I hope they make lots of money and stick around for a long time.

Also recommended:



*Listen My Friends: The Best of Moby Grape. MG is a San Francisco Summer of Love band whose name is spoken with reverence in rock criticdom — or at least without the condescending sneer reserved for other bands of the hippie era. And in truth, the Grape deserves major respect. The group’s first, self-titled album (pictured here) was nothing short of a masterpiece, and the songs “Omaha” and “Hey Grandma” from that album are timeless rockers that still thrill those with ears to hear, while “8:05” is a sweet heartbreaker that ranks with the finest of country rock.

Unfortunately, after that wild creative burst things started falling apart for MG. Part of that was due to singer/guitarist Skip Spence’s descent into schizophrenia.

The follow-up Wow was sprawling and self-consciously artsy but had some great moments. Their subsequent work was almost completely forgettable.

This collection includes six impeccable songs from the first album (including those named above) and some of the better tunes from Wow, including the brilliant “Murder in My Heart for the Judge” and “Can’t Be So Bad,” a rampaging blues number that slows down at the end of every verse for some inexplicable days-of-old-when-knights-were-bold trumpets.
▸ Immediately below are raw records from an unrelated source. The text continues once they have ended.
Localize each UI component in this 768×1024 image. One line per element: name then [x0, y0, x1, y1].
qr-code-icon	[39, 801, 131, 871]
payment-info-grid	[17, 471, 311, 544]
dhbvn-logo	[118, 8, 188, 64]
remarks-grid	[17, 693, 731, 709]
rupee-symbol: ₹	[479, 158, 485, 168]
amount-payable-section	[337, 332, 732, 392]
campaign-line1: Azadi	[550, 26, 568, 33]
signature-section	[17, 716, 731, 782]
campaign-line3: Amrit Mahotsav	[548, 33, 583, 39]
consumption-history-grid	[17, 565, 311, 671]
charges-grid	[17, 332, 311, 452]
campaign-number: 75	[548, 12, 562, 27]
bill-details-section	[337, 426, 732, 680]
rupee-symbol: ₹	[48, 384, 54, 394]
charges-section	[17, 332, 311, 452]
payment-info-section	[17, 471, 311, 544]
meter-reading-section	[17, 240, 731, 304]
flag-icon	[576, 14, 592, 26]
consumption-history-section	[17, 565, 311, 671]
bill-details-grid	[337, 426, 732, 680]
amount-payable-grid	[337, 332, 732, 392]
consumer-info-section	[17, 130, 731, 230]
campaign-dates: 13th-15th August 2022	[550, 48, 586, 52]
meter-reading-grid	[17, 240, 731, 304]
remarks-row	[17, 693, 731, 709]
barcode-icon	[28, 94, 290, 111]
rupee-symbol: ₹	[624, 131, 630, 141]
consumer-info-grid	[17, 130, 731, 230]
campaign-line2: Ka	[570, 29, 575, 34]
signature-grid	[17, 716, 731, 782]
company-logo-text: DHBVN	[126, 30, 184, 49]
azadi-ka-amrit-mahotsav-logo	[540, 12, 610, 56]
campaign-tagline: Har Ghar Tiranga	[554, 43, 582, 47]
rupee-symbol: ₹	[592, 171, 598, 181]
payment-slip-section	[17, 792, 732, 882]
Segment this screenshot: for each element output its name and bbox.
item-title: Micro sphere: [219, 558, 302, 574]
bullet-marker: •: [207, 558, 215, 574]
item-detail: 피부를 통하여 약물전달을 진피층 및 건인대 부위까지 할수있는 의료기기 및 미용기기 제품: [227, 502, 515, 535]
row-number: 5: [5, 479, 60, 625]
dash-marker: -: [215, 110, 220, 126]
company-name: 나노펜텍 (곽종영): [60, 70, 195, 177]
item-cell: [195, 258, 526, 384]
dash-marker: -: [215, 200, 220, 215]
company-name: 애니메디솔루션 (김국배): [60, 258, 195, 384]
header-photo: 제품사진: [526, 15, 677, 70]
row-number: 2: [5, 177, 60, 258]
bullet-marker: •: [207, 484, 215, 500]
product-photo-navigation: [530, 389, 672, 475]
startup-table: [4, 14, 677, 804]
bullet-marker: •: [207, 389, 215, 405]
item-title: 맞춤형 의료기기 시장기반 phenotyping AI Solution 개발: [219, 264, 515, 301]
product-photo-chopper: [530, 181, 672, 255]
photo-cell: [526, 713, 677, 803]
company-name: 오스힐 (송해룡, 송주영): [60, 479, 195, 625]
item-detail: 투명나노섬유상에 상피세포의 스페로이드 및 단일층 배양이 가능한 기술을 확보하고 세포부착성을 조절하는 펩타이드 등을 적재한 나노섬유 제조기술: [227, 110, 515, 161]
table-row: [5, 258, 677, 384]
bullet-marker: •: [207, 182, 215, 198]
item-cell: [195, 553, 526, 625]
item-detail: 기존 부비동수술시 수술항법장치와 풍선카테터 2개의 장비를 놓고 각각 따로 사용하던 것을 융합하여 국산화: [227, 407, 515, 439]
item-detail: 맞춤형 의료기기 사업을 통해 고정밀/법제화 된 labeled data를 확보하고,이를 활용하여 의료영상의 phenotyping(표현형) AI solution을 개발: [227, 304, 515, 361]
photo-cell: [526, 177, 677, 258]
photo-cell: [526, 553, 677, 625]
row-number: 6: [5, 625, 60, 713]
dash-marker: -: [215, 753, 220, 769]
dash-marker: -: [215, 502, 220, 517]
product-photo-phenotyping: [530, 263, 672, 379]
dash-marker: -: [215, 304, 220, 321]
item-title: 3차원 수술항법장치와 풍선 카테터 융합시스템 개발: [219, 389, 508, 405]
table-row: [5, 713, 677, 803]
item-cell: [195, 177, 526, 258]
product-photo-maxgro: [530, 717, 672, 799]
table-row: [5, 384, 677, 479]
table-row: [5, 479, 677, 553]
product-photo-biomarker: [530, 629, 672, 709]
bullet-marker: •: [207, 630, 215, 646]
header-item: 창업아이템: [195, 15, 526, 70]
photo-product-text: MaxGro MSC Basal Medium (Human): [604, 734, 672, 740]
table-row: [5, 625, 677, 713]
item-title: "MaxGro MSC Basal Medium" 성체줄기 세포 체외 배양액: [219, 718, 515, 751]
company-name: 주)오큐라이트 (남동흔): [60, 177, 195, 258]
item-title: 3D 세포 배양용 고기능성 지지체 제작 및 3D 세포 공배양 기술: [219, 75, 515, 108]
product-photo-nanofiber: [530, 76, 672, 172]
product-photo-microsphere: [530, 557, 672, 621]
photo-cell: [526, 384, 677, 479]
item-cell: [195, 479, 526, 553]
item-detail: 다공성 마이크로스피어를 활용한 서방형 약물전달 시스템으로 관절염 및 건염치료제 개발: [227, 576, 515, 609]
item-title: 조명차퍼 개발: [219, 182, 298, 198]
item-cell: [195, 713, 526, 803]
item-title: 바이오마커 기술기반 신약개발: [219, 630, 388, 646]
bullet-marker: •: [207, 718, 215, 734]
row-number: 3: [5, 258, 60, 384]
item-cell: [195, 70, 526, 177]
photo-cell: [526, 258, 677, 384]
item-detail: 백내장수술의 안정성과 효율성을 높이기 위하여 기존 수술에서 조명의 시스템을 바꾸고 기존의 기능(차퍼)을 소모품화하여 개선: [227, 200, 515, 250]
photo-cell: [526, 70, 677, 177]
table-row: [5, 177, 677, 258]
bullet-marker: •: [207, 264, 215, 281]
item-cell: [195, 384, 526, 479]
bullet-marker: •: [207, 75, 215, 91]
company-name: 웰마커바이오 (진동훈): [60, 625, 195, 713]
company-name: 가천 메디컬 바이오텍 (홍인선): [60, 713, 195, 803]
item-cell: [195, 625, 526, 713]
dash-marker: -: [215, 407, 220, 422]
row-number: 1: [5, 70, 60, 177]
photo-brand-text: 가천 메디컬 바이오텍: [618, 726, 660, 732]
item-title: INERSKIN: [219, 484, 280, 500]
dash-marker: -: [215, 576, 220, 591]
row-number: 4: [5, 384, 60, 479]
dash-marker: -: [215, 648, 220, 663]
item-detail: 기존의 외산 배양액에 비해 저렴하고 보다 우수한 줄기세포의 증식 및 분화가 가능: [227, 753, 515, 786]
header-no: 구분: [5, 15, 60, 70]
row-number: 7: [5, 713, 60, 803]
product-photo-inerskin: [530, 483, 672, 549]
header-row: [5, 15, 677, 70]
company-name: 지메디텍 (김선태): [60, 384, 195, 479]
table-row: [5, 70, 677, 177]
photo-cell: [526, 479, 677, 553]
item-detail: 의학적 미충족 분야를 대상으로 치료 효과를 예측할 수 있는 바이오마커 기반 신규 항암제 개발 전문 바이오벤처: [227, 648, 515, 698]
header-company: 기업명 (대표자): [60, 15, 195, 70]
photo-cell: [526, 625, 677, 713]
Most of the remaining songs are pretty mediocre except “Sweet Ride (Never Again),” which shows traces of the first album’s spark, and Spence’s “Seeing,” which starts slow and builds into an intense psychedelic workout.

I just wish that Sony/BMG would have instead rereleased Moby Grape and Wow, now available only in overpriced versions on the obscure San Francisco Sound label.